“Le montagne ci osservano mentre ci connettiamo con la natura”

locandina del dociumentario
Rafael Pease (USA / 2018 / 55’ / Documentario)

Yugen, ideale tradizionale dell’estetica giapponese, viene tradotto letteralmente come “leggermente scuro”. Il termine non serve solamente a descrivere gli aspetti più affascinanti del mondo di cui non si conoscono limiti e particolari, viene usato anche per indicare ciò che è misterioso, arcano e trascendentale. Data la complessità del concetto, sono le immagini a parlare da sé in questo lungometraggio “senza confini”, che vede regista e protagonista il giovanissimo Rafael Pease, talentuoso alpinista e snowboarder cileno.

Un enorme lavoro di ricerca e raccolta materiali

Un documentario sperimentale tra immagini e racconti di vita, tra sport e folklore: più di 90 montagne e vulcani scalati, più di 1000 km percorsi, più di 100.000 metri di ascensione, 194 giorni in tenda, 32 interviste, 31 videocamere, 550 ore di girato.
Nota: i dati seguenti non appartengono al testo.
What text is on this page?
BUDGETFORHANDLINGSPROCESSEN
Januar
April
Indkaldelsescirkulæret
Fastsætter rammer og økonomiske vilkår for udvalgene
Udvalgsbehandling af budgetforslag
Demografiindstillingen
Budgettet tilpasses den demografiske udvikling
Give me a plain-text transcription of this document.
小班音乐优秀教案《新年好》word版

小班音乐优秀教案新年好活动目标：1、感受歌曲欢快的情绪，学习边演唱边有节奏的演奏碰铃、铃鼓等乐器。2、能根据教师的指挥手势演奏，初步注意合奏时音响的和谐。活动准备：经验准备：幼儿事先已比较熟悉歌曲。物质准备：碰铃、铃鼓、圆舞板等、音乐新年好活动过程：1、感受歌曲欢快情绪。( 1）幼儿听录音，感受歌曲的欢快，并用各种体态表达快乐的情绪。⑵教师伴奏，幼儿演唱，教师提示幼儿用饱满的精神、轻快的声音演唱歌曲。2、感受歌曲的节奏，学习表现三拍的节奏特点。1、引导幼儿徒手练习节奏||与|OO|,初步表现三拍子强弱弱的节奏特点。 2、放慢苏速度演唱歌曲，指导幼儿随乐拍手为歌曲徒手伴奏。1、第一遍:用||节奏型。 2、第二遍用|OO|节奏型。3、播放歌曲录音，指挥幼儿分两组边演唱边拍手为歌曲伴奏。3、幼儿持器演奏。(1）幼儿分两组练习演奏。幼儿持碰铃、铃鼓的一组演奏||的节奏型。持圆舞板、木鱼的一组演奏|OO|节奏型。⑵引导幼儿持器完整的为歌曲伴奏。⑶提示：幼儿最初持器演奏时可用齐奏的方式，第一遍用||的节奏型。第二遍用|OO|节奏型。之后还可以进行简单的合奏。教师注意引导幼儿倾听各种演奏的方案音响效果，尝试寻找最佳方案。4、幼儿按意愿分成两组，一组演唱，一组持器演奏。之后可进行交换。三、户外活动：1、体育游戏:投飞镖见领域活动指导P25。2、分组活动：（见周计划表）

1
Queste le basi per una storia intima che parla di connessioni: “la montagna mi dà rifugio e noi dobbiamo solo darle amore”.

Un film che diventa un invito a sentirci tutt’uno con la natura, come aria acqua terra e fuoco che si fondono e confondono. Un pensiero filosofico composto da paesaggi mozzafiato dispersi per il mondo (Giappone, Canada, Cile, Kirghizistan, Stati Uniti); un inno alla natura e una condanna del comportamento umano quando esso interferisce malevolmente con essa. Non un documentario di protesta, tuttavia sensibilizza gli spettatori sull’importanza della protezione dell’ambiente e li incita verso una comunione di spirito con la natura: “non c’è rischio più grande che non addentrarsi, che temere… il resto è vita”.

Il film utilizza un linguaggio corale, composto da credenze e parole dei popoli che abitano ai piedi delle montagne “sono la nostra vita e il nostro posto” e di tutti coloro che desiderano connettersi con esse per sentirsi vivi. Il team di riprese, capitanato dal regista Rafael Pease, cerca di stabilire e mostrarci questo contatto, ad esempio tramite sbalorditive riprese aeree di discese libere con sci o snowboard, talvolta in slow motion per enfatizzare la sinergia tra gli atleti e l’ambiente.

La montagna come luogo di libertà

Finalmente la montagna viene rappresentata con immagini di libertà, contrariamente alle idee di costrizione e dolore, se non di morte, che è solita trasmettere nei disaster movies o nei documentari d’accusa. Qui l’ambiente verticale non è un pericolo, ma rappresenta “vita e purezza, amabilità, saggezza e allegria”. Il film incita a vedere l’alpinismo come una fratellanza genuina; non una competizione o una rivalsa, ma una passione che accomuna persone da tutto il mondo che si ritrovano a condividere imprese e luoghi, ideologie e culture.